Fourth Generation: Martha Louise Granger < Sarah Norton < Martha Warner < William Warner

My 2nd cousin 4 times removed

Martha Louise Granger was the daughter of Sarah Norton and Joseph H. Granger.

She married Albert Eldoras Warner (no relation) in Ontario, New York on July 1, 1874. They had two children:

  1. Orrie Andrew Warner (died in infancy)
  2. Manley Granger Warner

Martha Louise died in at the home of her son Manley, in Newark, New York, on October 16, 1938, at the age of 84. She was buried at the Furnaceville Cemetery in Ontario, New York.


According to a genealogy of her husband ‘s family , Martha Louise was descended, on her mother’s side (Sarah Norton), from “one Admiral Warner of England, born about 1720.”1

Warner and Nichols, The descendants of Andrew Warner1

If Martha was descended from an admiral, then we are too. So, is it true?

We know that her great great grandfather, on. her mother’s side, was William Warner of Howden, Yorkshire, who was born about 1753. If “Admiral Warner” did exist, and was born about 1720, then the dates suggest he would have to have been William’s father (a man born born about 1720 would have been about 33 when William was born in 1753).

That would make the admiral Martha Louise’s great great great grandfather.

There’s a problem, though.

The list of admirals of the Royal Navy that is available on Wikipedia does not include any admiral named Warner. Although a note says the list is incomplete, it appears to be quite comprehensive.

Additionally, a Google search reveals no mention, anywhere on the Internet, of an Admiral Warner. The only exception is a reference, in a book called Old Taverns of New York, to a tavern on Wall Street named either “The Sign of Admiral Warner” or “The Sign of Admiral Warren.” The index (p. 481) says “Warner” but the body of the text (p. 191) says “Warren.”

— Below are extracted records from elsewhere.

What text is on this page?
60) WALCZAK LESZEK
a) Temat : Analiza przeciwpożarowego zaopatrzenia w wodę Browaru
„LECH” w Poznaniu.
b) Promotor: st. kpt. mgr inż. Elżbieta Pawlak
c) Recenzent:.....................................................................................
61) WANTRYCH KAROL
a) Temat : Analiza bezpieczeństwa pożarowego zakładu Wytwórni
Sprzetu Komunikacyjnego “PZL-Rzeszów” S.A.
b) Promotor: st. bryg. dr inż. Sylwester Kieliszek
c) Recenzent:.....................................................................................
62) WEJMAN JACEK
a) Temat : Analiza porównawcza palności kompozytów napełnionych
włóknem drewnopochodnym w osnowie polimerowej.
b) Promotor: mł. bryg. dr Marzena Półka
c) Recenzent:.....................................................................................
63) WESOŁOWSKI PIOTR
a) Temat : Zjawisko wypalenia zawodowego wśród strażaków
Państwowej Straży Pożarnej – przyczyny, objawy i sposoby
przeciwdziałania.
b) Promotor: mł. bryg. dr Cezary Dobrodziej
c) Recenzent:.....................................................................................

So it appears that the story of our admiral ancestor was a family myth that, by the time the genealogy book was published in 1919, had persisted in that branch of the family for more than a century.

I’m sorry to have to debunk it now, a century after that.


Rochester Democrat and Chronicle, October 18, 1938, p. 18 (Newspapers.com)
NOTE: No continuation was found on p. 26


1 Warner, Lucien and Nichols, Josephine, The descendants of Andrew Warner, New Haven: The Tuttle, Morehouse & Taylor Co., 1919, p. 646.

‘2 Bayles, W. Harrison, Old taverns of New York, New York: Frank Allaben Genealogical Company, 1915, pp. 191 and 481.